Back in May, John Oliver, on his HBO show “Last Week Tonight,” skewered the country’s obsession with standardized testing. For example:

“Something is wrong with our system when we just assume a certain number of kids will vomit. Tests are supposed to be assessments of skills, not a rap battle on 8 Mile Road.”

Now he is back, with a “back-to-school” video on YouTube in which he tells students what they can expect to learn in school. Here are some highlights (and you can watch the full video above):

American history:

“The only thing you need to learn about this is something that they are almost definitely not going to teach you and that is Warren G. Harding’s love life, which believe me, was spectacular.”

World history:

“You are going to hear a lot in school about European explorers and colonists. Now as adults you will realize that these men were basically genocidal lunatics, but for now enjoy thinking of them as thrilling adventurers and discovers. You will also learn that Africa and Asia are places, but that’s about it. You will leave school knowing as much about those two continents as I know about actor Penn Badgley.
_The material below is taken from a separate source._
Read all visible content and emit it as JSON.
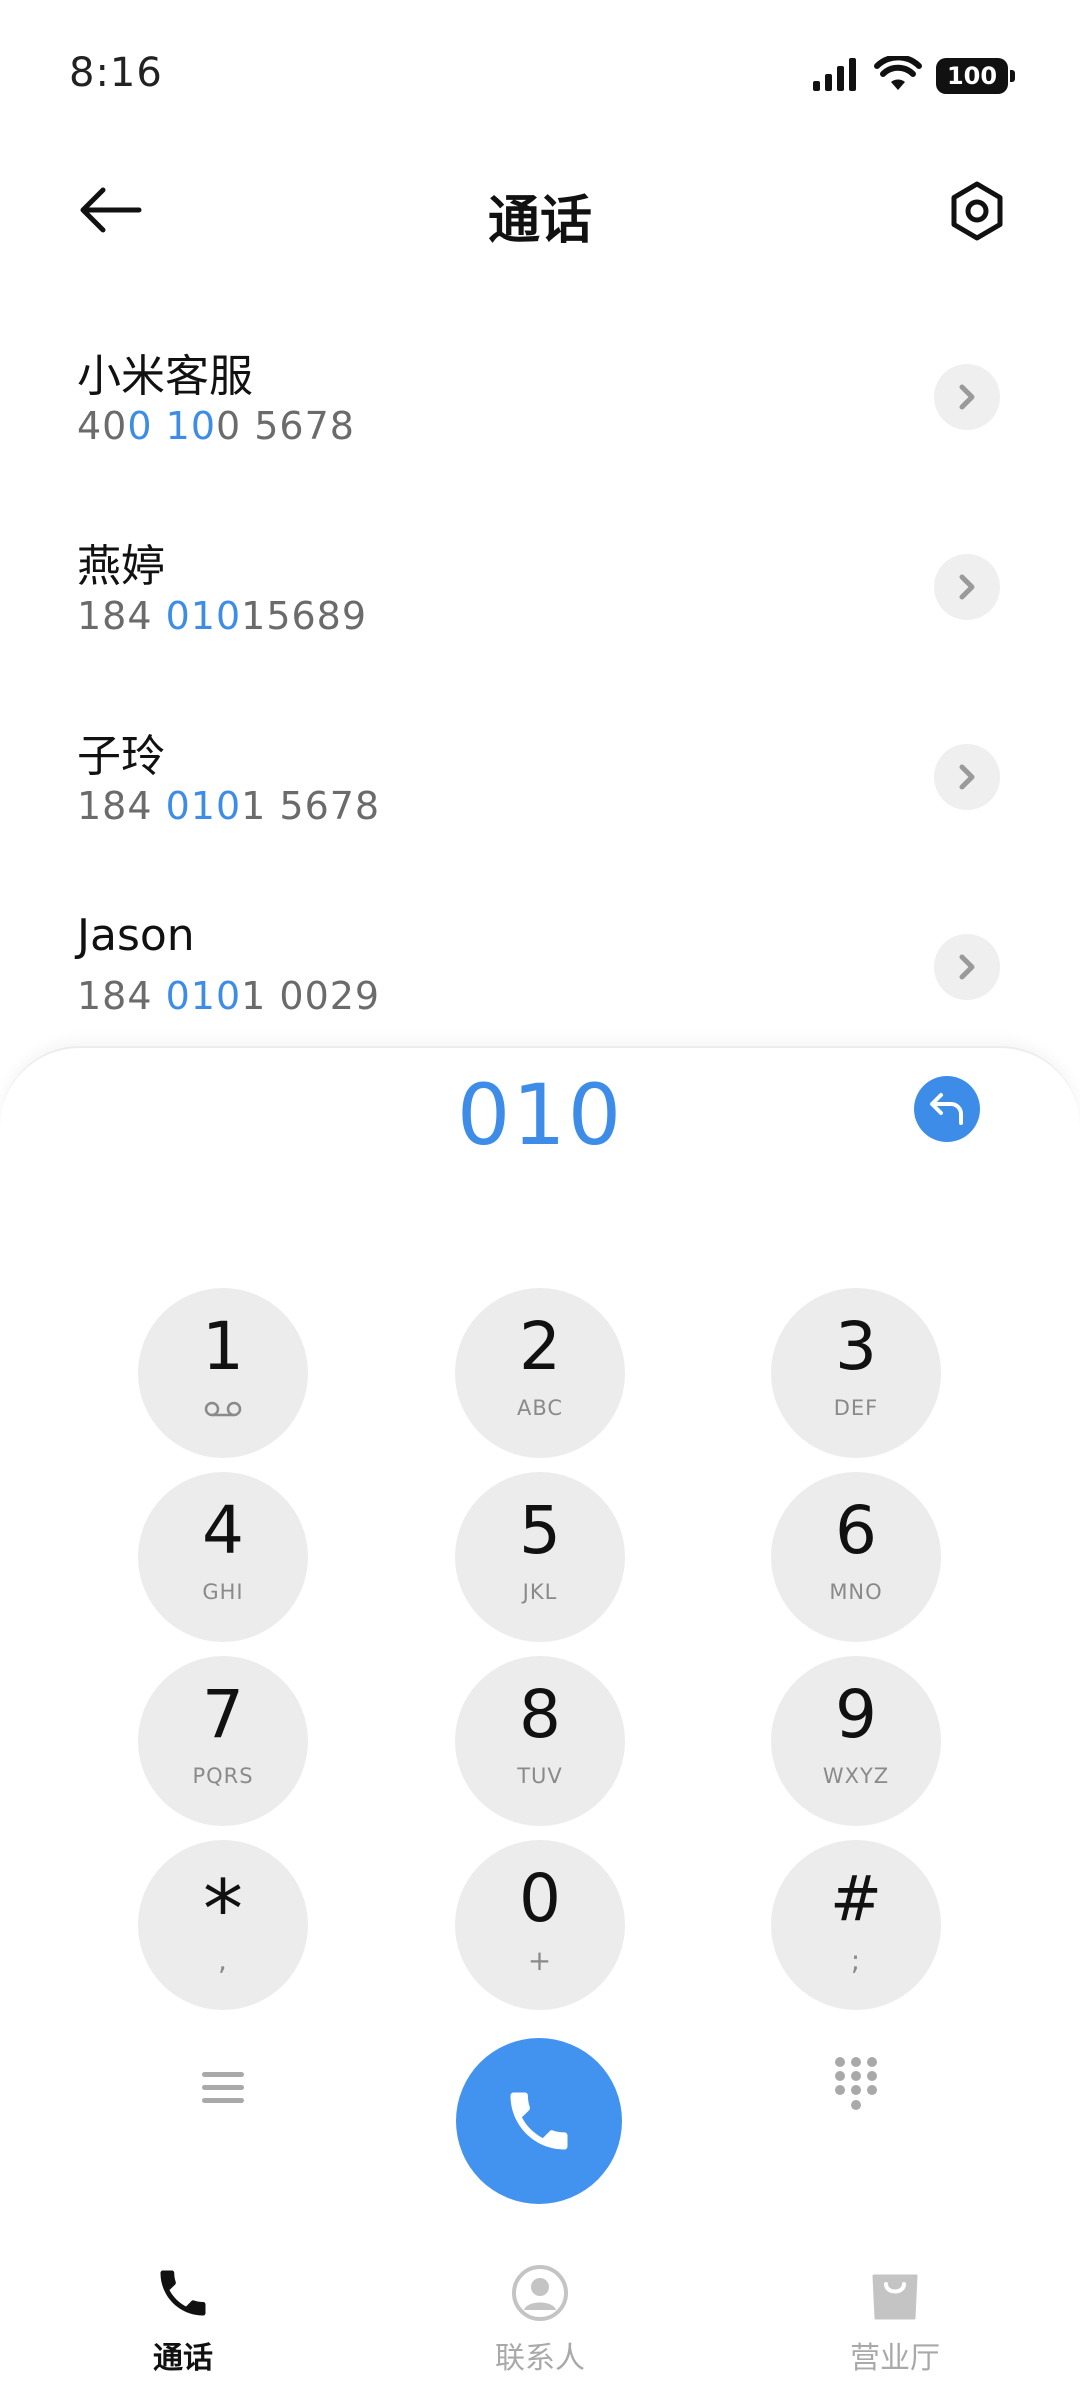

You’ll know it is something that exists in the world but you won’t be able to give any facts about it other than the general shape.”

Math

“You are going to be repeatedly told you need this when you grow up. That is bulls***. You will need addition, subtraction multiplication and division which, where I’m from, were called the original Fab Four. But that’s it. I am an adult with a job and I cannot remember if a logarithm is some kind of exponent, Kenny Loggins’s first album or a method of lumberjack birth control. I don’t know. So ignore it, just ignore it.”

Biology:

“You may have to dissect a frog this year. In which case you do, the most lasting lesson is what frog in embalming fluid smells like. You will never forget it. Seriously you will forget your first kiss before that stench leaves your nostrils.”

Chemistry:

“This is going to be disappointing. Unless you have a really good teacher, you probably won’t even learn how to cook meth, and that’s really all anyone is in it for.”

English

It’s basically just essay writing. You can’t be wrong. The biggest mistake you can make is forgetting who dies at the end of a book.”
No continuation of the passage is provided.